This study aimed to examine and map the scientific evidences regarding quality of life in neurogenic bladder patients and consequently their caregivers by means of a scoping review.Design:
This is a scoping review proposal of the Joanna Briggs Institute.Methods:
It was conducted to examine and map the scientific evidences about quality of life (QoL) in neurogenic bladder patients and their caregivers, to identify the meanings attributed to QoL and its relation with intermittent urinary catheterization. The following guiding question was: “What scientific evidence has been produced on the QoL of neurogenic bladder patients using intermittent urinary catheterization and their caregivers?” A total of 2945 research studies were identified using The Cochrane Library, CINAHL, LILACS, Academic Search Premier (via EBSCO platform), PubMed, SCOPUS, the platforms Web of Science, the b-on and Gray Literature. The keywords established were patient, intermittent urinary catheterization, neurogenic urinary bladder, quality of life and caregiver.Results:
From 2,945 studies, 13 studies were selected. Most of the selected studies that analyzed variables related to the patients’ QoL were regarding the urinary catheterization technique, assessment of urinary incontinence, individual perceptions of the procedure and experiences with urinary catheter in childhood and adult life.
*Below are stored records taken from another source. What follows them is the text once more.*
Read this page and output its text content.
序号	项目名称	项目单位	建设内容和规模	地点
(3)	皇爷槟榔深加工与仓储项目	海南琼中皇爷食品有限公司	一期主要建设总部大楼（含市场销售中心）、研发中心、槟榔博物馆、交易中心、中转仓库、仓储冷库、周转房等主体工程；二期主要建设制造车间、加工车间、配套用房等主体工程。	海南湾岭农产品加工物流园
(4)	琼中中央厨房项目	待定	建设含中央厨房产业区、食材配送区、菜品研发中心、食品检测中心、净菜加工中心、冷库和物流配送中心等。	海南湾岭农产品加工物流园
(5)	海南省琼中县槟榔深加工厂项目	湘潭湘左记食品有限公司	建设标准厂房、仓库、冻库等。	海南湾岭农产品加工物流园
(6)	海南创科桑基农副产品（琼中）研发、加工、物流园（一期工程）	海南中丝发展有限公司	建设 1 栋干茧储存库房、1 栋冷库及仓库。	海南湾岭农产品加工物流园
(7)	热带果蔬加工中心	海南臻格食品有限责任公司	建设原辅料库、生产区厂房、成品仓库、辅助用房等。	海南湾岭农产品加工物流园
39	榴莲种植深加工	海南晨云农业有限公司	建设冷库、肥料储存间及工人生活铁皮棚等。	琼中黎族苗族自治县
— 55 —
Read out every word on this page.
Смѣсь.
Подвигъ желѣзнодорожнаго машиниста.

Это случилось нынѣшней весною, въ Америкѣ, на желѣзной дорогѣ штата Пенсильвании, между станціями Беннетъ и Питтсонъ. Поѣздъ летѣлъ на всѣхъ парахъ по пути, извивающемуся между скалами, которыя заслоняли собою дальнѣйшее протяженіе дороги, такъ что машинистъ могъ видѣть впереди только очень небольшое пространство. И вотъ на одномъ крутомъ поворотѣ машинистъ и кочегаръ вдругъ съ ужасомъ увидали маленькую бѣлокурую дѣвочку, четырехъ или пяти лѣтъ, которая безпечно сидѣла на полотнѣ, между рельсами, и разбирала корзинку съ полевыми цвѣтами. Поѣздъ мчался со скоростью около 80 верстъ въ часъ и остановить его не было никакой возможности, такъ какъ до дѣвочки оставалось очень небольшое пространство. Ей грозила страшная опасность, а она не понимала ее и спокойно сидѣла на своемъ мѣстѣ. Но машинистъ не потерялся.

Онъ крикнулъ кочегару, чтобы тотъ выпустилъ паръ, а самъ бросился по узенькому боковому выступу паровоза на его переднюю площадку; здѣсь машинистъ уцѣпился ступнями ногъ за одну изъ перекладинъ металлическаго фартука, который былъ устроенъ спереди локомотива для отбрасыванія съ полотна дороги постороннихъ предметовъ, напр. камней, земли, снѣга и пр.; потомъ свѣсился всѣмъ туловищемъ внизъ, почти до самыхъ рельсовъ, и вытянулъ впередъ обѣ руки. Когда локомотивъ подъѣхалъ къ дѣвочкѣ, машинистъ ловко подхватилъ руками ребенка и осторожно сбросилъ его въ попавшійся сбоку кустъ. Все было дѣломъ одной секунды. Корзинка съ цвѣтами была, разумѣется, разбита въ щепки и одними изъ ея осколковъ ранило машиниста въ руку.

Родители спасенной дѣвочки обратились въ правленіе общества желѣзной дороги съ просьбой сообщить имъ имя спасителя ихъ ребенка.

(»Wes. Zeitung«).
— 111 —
The meanings attributed to QoL, when compared to adult and child individuals with normal bladder functioning, presented lower QoL scores. Concerning caregivers, the QoL of caregivers of children using intermittent urinary catheterization demonstrated low scores.Linking Evidence to Action:
The QoL of patient's who use intermittent urinary catheterization can be determined by improvement of urinary symptoms and self-confidence. Research related to QoL of patients who use urinary catheter indicates the importance of adequate professional support and appropriate health public policies.